46 image RETREATS

We can jump-start or greatly support our daily meditation practice by participating in meditation retreats. I have spent many months and years in silent meditation retreats in retreat centers and monasteries in Asia and the United States. I love meditation retreats. If you haven’t attended one and you have the means to take a few days or weeks out of your life, I encourage you to give it a try.1

A silent retreat in my tradition typically involves a structured schedule of alternating sitting and walking meditations, along with teacher guidance, dialogue, and hopefully some access to nature. All your meals are taken care of, usually, and you don’t have anything to do except attend the meditation sessions and perform a work meditation (like washing pots) to help the retreat center function smoothly.

Why are retreats so valuable? For many reasons: First, they take us out of our typical routines so we don’t have to employ the busy, responsible, to-do-list-checking, worrying, planning, taking-care-of-life mind. For me, the moment I step into a retreat center, I relax. I don’t have to do anything except meditate, and with that recognition comes a freedom in my psyche that allows me to devote myself fully to the practice.

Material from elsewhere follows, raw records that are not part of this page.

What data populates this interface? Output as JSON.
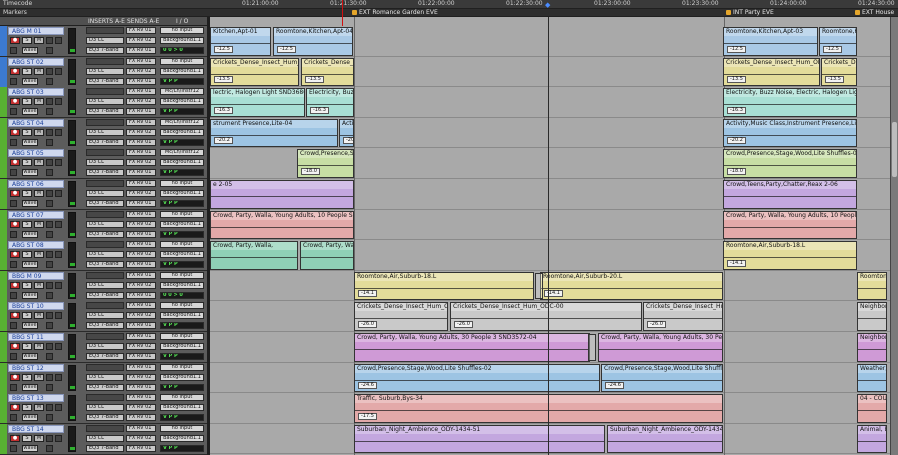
{
  "rulers": {
    "timecode_label": "Timecode",
    "markers_label": "Markers",
    "timecode_ticks": [
      "01:21:00:00",
      "01:21:30:00",
      "01:22:00:00",
      "01:22:30:00",
      "01:23:00:00",
      "01:23:30:00",
      "01:24:00:00",
      "01:24:30:00"
    ],
    "marker_items": [
      "EXT Romance Garden EVE",
      "INT Party EVE",
      "EXT House"
    ]
  },
  "column_headers": {
    "inserts": "INSERTS A-E",
    "sends": "SENDS A-E",
    "io": "I / O"
  },
  "accent_colors": {
    "ruler": "#3a3a3a",
    "playhead": "#4a8cff",
    "record": "#c33030"
  },
  "tracks": [
    {
      "name": "ABG M 01",
      "bar": "#3c7ad1",
      "ins1": "D3 CL",
      "ins2": "EQ3 7-Band",
      "send1": "FX RV 01",
      "send2": "FX RV 02",
      "in": "no input",
      "out": "Background1.1",
      "vol": "0 0 > 0"
    },
    {
      "name": "ABG ST 02",
      "bar": "#3c7ad1",
      "ins1": "D3 CL",
      "ins2": "EQ3 7-Band",
      "send1": "FX RV 01",
      "send2": "FX RV 02",
      "in": "no input",
      "out": "Background1.1",
      "vol": "V P P"
    },
    {
      "name": "ABG ST 03",
      "bar": "#58b032",
      "ins1": "D3 CL",
      "ins2": "EQ3 7-Band",
      "send1": "FX RV 01",
      "send2": "FX RV 02",
      "in": "Mc/Ln/Instr12",
      "out": "Background1.1",
      "vol": "V P P"
    },
    {
      "name": "ABG ST 04",
      "bar": "#58b032",
      "ins1": "D3 CL",
      "ins2": "EQ3 7-Band",
      "send1": "FX RV 01",
      "send2": "FX RV 02",
      "in": "Mc/Ln/Instr12",
      "out": "Background1.1",
      "vol": "V P P"
    },
    {
      "name": "ABG ST 05",
      "bar": "#58b032",
      "ins1": "D3 CL",
      "ins2": "EQ3 7-Band",
      "send1": "FX RV 01",
      "send2": "FX RV 02",
      "in": "Mc/Ln/Instr12",
      "out": "Background1.1",
      "vol": "V P P"
    },
    {
      "name": "ABG ST 06",
      "bar": "#58b032",
      "ins1": "D3 CL",
      "ins2": "EQ3 7-Band",
      "send1": "FX RV 01",
      "send2": "FX RV 02",
      "in": "no input",
      "out": "Background1.1",
      "vol": "V P P"
    },
    {
      "name": "ABG ST 07",
      "bar": "#58b032",
      "ins1": "D3 CL",
      "ins2": "EQ3 7-Band",
      "send1": "FX RV 01",
      "send2": "FX RV 02",
      "in": "no input",
      "out": "Background1.1",
      "vol": "V P P"
    },
    {
      "name": "ABG ST 08",
      "bar": "#58b032",
      "ins1": "D3 CL",
      "ins2": "EQ3 7-Band",
      "send1": "FX RV 01",
      "send2": "FX RV 02",
      "in": "no input",
      "out": "Background1.1",
      "vol": "V P P"
    },
    {
      "name": "BBG M 09",
      "bar": "#58b032",
      "ins1": "D3 CL",
      "ins2": "EQ3 7-Band",
      "send1": "FX RV 01",
      "send2": "FX RV 02",
      "in": "no input",
      "out": "Background1.1",
      "vol": "0 0 > 0"
    },
    {
      "name": "BBG ST 10",
      "bar": "#58b032",
      "ins1": "D3 CL",
      "ins2": "EQ3 7-Band",
      "send1": "FX RV 01",
      "send2": "FX RV 02",
      "in": "no input",
      "out": "Background1.1",
      "vol": "V P P"
    },
    {
      "name": "BBG ST 11",
      "bar": "#58b032",
      "ins1": "D3 CL",
      "ins2": "EQ3 7-Band",
      "send1": "FX RV 01",
      "send2": "FX RV 02",
      "in": "no input",
      "out": "Background1.1",
      "vol": "V P P"
    },
    {
      "name": "BBG ST 12",
      "bar": "#58b032",
      "ins1": "D3 CL",
      "ins2": "EQ3 7-Band",
      "send1": "FX RV 01",
      "send2": "FX RV 02",
      "in": "no input",
      "out": "Background1.1",
      "vol": "V P P"
    },
    {
      "name": "BBG ST 13",
      "bar": "#58b032",
      "ins1": "D3 CL",
      "ins2": "EQ3 7-Band",
      "send1": "FX RV 01",
      "send2": "FX RV 02",
      "in": "no input",
      "out": "Background1.1",
      "vol": "V P P"
    },
    {
      "name": "BBG ST 14",
      "bar": "#58b032",
      "ins1": "D3 CL",
      "ins2": "EQ3 7-Band",
      "send1": "FX RV 01",
      "send2": "FX RV 02",
      "in": "no input",
      "out": "Background1.1",
      "vol": "V P P"
    }
  ],
  "strip_buttons": {
    "wave": "wave",
    "mute": "M",
    "solo": "S"
  },
  "clips": [
    {
      "name": "Kitchen,Apt-01",
      "gain": "-12.5",
      "color": "#a9c9e6"
    },
    {
      "name": "Roomtone,Kitchen,Apt-04",
      "gain": "-12.5",
      "color": "#a9c9e6"
    },
    {
      "name": "Roomtone,Kitchen,Apt-03",
      "gain": "-12.5",
      "color": "#a9c9e6"
    },
    {
      "name": "Roomtone,Kitchen,Apt",
      "gain": "-12.5",
      "color": "#a9c9e6"
    },
    {
      "name": "Crickets_Dense_Insect_Hum_ODC-00",
      "gain": "-13.5",
      "color": "#e3dc9a"
    },
    {
      "name": "Crickets_Dense_Insect",
      "gain": "-13.5",
      "color": "#e3dc9a"
    },
    {
      "name": "Crickets_Dense_Insect_Hum_ODC-001",
      "gain": "-13.5",
      "color": "#e3dc9a"
    },
    {
      "name": "Crickets_De",
      "gain": "-13.5",
      "color": "#e3dc9a"
    },
    {
      "name": "lectric, Halogen Light SND36809-05",
      "gain": "-16.3",
      "color": "#a8dfd4"
    },
    {
      "name": "Electricity, Buzz Noi",
      "gain": "-16.3",
      "color": "#a8dfd4"
    },
    {
      "name": "Electricity, Buzz Noise, Electric, Halogen Light SND36",
      "gain": "-16.3",
      "color": "#a8dfd4"
    },
    {
      "name": "strument Presence,Lite-04",
      "gain": "-20.2",
      "color": "#9dc4e3"
    },
    {
      "name": "Activity,Mus",
      "gain": "-20.2",
      "color": "#9dc4e3"
    },
    {
      "name": "Activity,Music Class,Instrument Presence,Lite-06",
      "gain": "-20.2",
      "color": "#9dc4e3"
    },
    {
      "name": "Crowd,Presence,Stag",
      "gain": "-18.0",
      "color": "#c7dea4"
    },
    {
      "name": "Crowd,Presence,Stage,Wood,Lite Shuffles-07",
      "gain": "-18.0",
      "color": "#c7dea4"
    },
    {
      "name": "e 2-05",
      "gain": "",
      "color": "#c3a7df"
    },
    {
      "name": "Crowd,Teens,Party,Chatter,Reax 2-06",
      "gain": "",
      "color": "#c3a7df"
    },
    {
      "name": "Crowd, Party, Walla, Young Adults, 10 People SND357",
      "gain": "",
      "color": "#e3a9a9"
    },
    {
      "name": "Crowd, Party, Walla, Young Adults, 10 People SND357",
      "gain": "",
      "color": "#e3a9a9"
    },
    {
      "name": "Crowd, Party, Walla,",
      "gain": "",
      "color": "#8fd0b6"
    },
    {
      "name": "Crowd, Party, Walla, Young Adults, 30 People 3 SND35",
      "gain": "",
      "color": "#8fd0b6"
    },
    {
      "name": "Roomtone,Air,Suburb-18.L",
      "gain": "-14.1",
      "color": "#e3dc9a"
    },
    {
      "name": "Roomtone,Air,Suburb-20.L",
      "gain": "-14.1",
      "color": "#e3dc9a"
    },
    {
      "name": "Roomtone",
      "gain": "",
      "color": "#e3dc9a"
    },
    {
      "name": "Crickets_Dense_Insect_Hum_ODC-00",
      "gain": "-26.0",
      "color": "#c9c9c9"
    },
    {
      "name": "Crickets_Dense_Insect_Hum_ODC-00",
      "gain": "-26.0",
      "color": "#c9c9c9"
    },
    {
      "name": "Crickets_Dense_Insect_Hum_ODC",
      "gain": "-26.0",
      "color": "#c9c9c9"
    },
    {
      "name": "Neighborho",
      "gain": "",
      "color": "#c9c9c9"
    },
    {
      "name": "Crowd, Party, Walla, Young Adults, 30 People 3 SND3572-04",
      "gain": "",
      "color": "#cf9ad6"
    },
    {
      "name": "Crowd, Party, Walla, Young Adults, 30 People 3 S",
      "gain": "",
      "color": "#cf9ad6"
    },
    {
      "name": "Neighborho",
      "gain": "",
      "color": "#cf9ad6"
    },
    {
      "name": "Crowd,Presence,Stage,Wood,Lite Shuffles-02",
      "gain": "-24.6",
      "color": "#9dc4e3"
    },
    {
      "name": "Crowd,Presence,Stage,Wood,Lite Shuffles-06",
      "gain": "-24.6",
      "color": "#9dc4e3"
    },
    {
      "name": "Weather, Win",
      "gain": "",
      "color": "#9dc4e3"
    },
    {
      "name": "Traffic, Suburb,Bys-34",
      "gain": "-17.5",
      "color": "#e3a9a9"
    },
    {
      "name": "04 - COUNTR",
      "gain": "",
      "color": "#e3a9a9"
    },
    {
      "name": "Suburban_Night_Ambience_ODY-1434-51",
      "gain": "",
      "color": "#c3a7df"
    },
    {
      "name": "Suburban_Night_Ambience_ODY-1434-50",
      "gain": "",
      "color": "#c3a7df"
    },
    {
      "name": "Animal, Bird",
      "gain": "",
      "color": "#c3a7df"
    }
  ]
}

Second, it allows us to practice for extended periods of time. When we meditate daily (or dailyish) at home, we often do so for short periods. Although meditating for even a few minutes every day is valuable, when we have an extended period of practice, our concentration builds, and, as I talked about earlier, our minds have the chance to stabilize. Meditating for longer periods also allows for a depth of experience and insight to occur. When we are in the midst of our daily life and our ordinary concerns, we don’t usually have the time to sustain our attention and cultivate a robust awareness.

The sheer number of hours spent meditating on retreat allows our concentration to build, and then we find our capacity to be aware strengthens. This stronger awareness, in turn, can allow a healing process to happen, as we have the space and time for emotions to move through us. We can get perspective on our personal challenges when we bring awareness and compassion to them. We also may find insights about the world arising from this concentrated mind. All of this understanding needs time and continuity of practice to develop.

Throughout this book I have shared how natural awareness can ripen over time: our awareness intensifies, prolongs, and becomes stronger and more refined at the same time. In longer retreats we can often find ourselves living in a natural awareness state for hours or days. We likely flow in and out of it, but the possibility of being in it is always present. So the extended periods offered by retreats are quite valuable.

But retreats can also be quite hard, and most people who haven’t been on one are usually afraid to try it. Many people have told me flat out that they don’t think they can do it. This apprehension is very common and quite natural, and I would encourage you not to let it get in your way. Those same people almost always describe their first retreat as being one of the most important things they have ever done in their lives, in spite of it being hard. Sometimes we meet our demons on retreats (loneliness, restlessness, fear, life challenges, and so on), but with teacher support and the skills of meditation, we can also contact internal resources we never knew we had. ABC News anchor Dan Harris said after his first retreat, “It was the longest, most exquisite high of my life, but the hangover came first.”2

Personally, I’m a retreat junkie. I crave them. When my daughter was born, I stopped attending retreats for a few years because I didn’t want to leave her for extended periods of time. When she turned five, I went to my first retreat since I was pregnant. And I’ll tell you, when I walked through the door of the retreat center, I started to cry, because I felt like I had returned home. Yes, to a place I love, but also to the part of me that is deeply at home in retreat, the place where I grow and learn and heal and dream and vision, a place where I can make myself whole.